Borgoña es el pasado. La esquina doblada, la última línea de defensa de una batalla ya perdida. Y sin embargo allí, en la estrecha franja que recorre el sur desde Chablis hasta los suburbios de Lyon, los viticultores resisten mirando hacia su único refugio: la tierra.
Porque en Borgoña no importan las marcas ni los nombres, sólo la tierra. Por eso conocer sus vinos es la cima más alta del amante del líquido rojo, porque adentrarse en Borgoña es hacerlo en un laberíntico puzzle de parcelas, viñas y pueblos: Meusault, Vosné Romanée, Chassagne-Montrachet, Puligny-Montrachet, Nuits-Saint-Georges, Vougeot…

La honestidad Burgoñina

El terruño, en Borgoña, es el fundamento de todas las cosas.
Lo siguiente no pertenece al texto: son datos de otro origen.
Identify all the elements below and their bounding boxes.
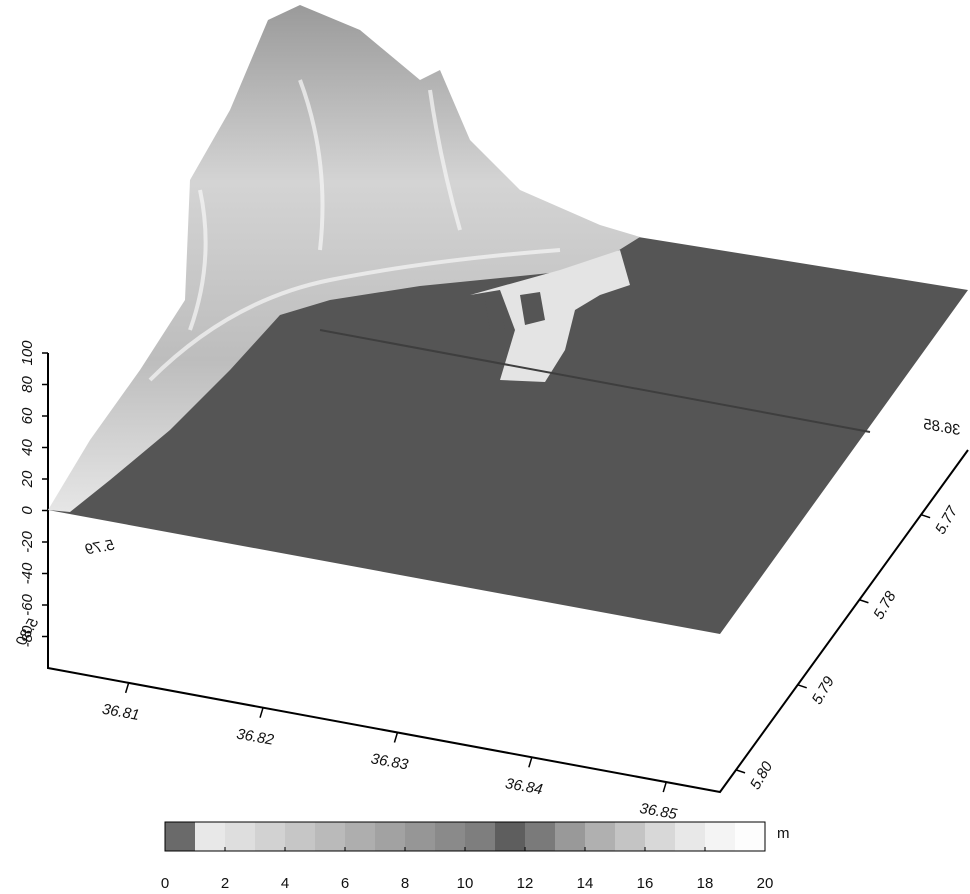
z-tick-label: 80 <box>19 376 36 393</box>
colorbar-cell <box>615 822 646 851</box>
x-tick-label: 36.83 <box>370 750 411 773</box>
colorbar-tick-label: 10 <box>457 875 474 892</box>
colorbar-cell <box>315 822 346 851</box>
colorbar-tick-label: 4 <box>281 875 289 892</box>
z-tick-label: -60 <box>19 594 36 616</box>
mirrored-tick-label: 5.79 <box>83 537 115 559</box>
y-tick-label: 5.80 <box>747 758 777 792</box>
y-tick-label: 5.79 <box>809 673 839 707</box>
x-tick-label: 36.85 <box>638 800 679 823</box>
colorbar-tick-label: 8 <box>401 875 409 892</box>
z-tick-label: 60 <box>19 407 36 424</box>
colorbar-cell <box>345 822 376 851</box>
z-tick-label: 20 <box>19 470 36 488</box>
z-tick-label: -20 <box>19 531 36 553</box>
x-tick <box>126 683 129 693</box>
colorbar-cell <box>645 822 676 851</box>
colorbar-tick-label: 18 <box>697 875 714 892</box>
x-tick-label: 36.82 <box>235 726 276 749</box>
chart: -80-60-40-2002040608010036.8136.8236.833… <box>0 0 970 894</box>
y-tick-label: 5.78 <box>870 588 900 622</box>
z-tick-label: 0 <box>19 506 36 515</box>
colorbar-cell <box>705 822 736 851</box>
colorbar-cell <box>435 822 466 851</box>
colorbar-cell <box>585 822 616 851</box>
colorbar-cell <box>525 822 556 851</box>
z-tick-label: -40 <box>19 562 36 584</box>
colorbar-cell <box>225 822 256 851</box>
colorbar-cell <box>405 822 436 851</box>
z-tick-label: 40 <box>19 439 36 456</box>
x-tick <box>663 782 666 792</box>
colorbar-tick-label: 14 <box>577 875 594 892</box>
y-tick <box>859 600 868 603</box>
mirrored-tick-label: 36.85 <box>921 416 962 439</box>
colorbar-cell <box>735 822 766 851</box>
y-tick-label: 5.77 <box>932 503 962 537</box>
mirrored-tick-label: 5.80 <box>13 615 43 649</box>
colorbar-cell <box>165 822 196 851</box>
z-tick-label: 100 <box>19 340 36 366</box>
x-tick-label: 36.81 <box>101 701 141 724</box>
colorbar-tick-label: 6 <box>341 875 349 892</box>
colorbar-cell <box>465 822 496 851</box>
colorbar-cell <box>255 822 286 851</box>
x-tick <box>394 732 397 742</box>
x-tick <box>260 708 263 718</box>
colorbar-tick-label: 16 <box>637 875 654 892</box>
colorbar-tick-label: 12 <box>517 875 534 892</box>
x-tick-label: 36.84 <box>504 775 544 798</box>
colorbar-cell <box>555 822 586 851</box>
colorbar-tick-label: 2 <box>221 875 229 892</box>
colorbar-cell <box>195 822 226 851</box>
y-tick <box>798 685 807 688</box>
colorbar-cell <box>675 822 706 851</box>
y-tick <box>736 770 745 773</box>
colorbar-tick-label: 20 <box>757 875 774 892</box>
colorbar-unit: m <box>777 825 790 842</box>
colorbar-cell <box>495 822 526 851</box>
colorbar-cell <box>375 822 406 851</box>
colorbar-tick-label: 0 <box>161 875 169 892</box>
y-tick <box>921 515 930 518</box>
colorbar-cell <box>285 822 316 851</box>
x-tick <box>529 757 532 767</box>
La noción de terroir es un concepto amplio que enbloga a la vez factores naturales y factores humanos. Fueron los viticultores, ayudados a veces por el trabajo de los monjes, los que descubrieron -su origen se remonta al principio de la edad media-, idendificaron y dieron valor a los viñedos.

Hoy, tras más de mil años, el terruño continúa significándolo todo en Borgoña , y sigue siendo su alma e identidad y un concepto, el de terroir, copiado -y mal imitado- en todo el mundo. Tipicidad, tradición, autenticidad, verdad, tierra. Todos esos adjetivos con los que se llenan la boca bodegueros y campañas de marketing nacieron aquí, apenas trescientos kilómetros al este de la ‘ciudad de la luz‘.

La base del terruño está constituida ante todo por el subsuelo y por el suelo del cual la vid extrae las sustancias nutritivas necesarias para iniciar la alquimia de los colores, aromas y sabores. Los viñedos se dividen en un mosaico inmenso de millares de climats -parcelas- tan pequeñas, a veces, como Romanée -la denominación más pequeña del mundo con 0,8 hectáreas-. Como es lógico existen importantes diferencias de terruño en cada viñedo y diferencias geológicas cada metro cuadrado, ¿y acaso no los hay, entre cada persona?

Los tres componentes principales del sueño de la Côte d´Or son la caliza, la arcilla y el sílice; los suelos arenosos ayudan a crear vinos ligeros, la arcilla favorece la potencia y estructura de los tintos, el músculo y el tanino. La caliza, sin embargo, es culpable de aromas intensos y complejos.

No me olvido de otro factor -el último-: las manos del hombre. Porque aquí, en Borgoña, viticultores, enólogos y bodegueros dedican cada minuto de su vida a la tierra. Su tierra. Y viven con apasionada lealtad cada pequeño matiz del tiempo, cada atardecer, cada promesa de sol o de tormenta.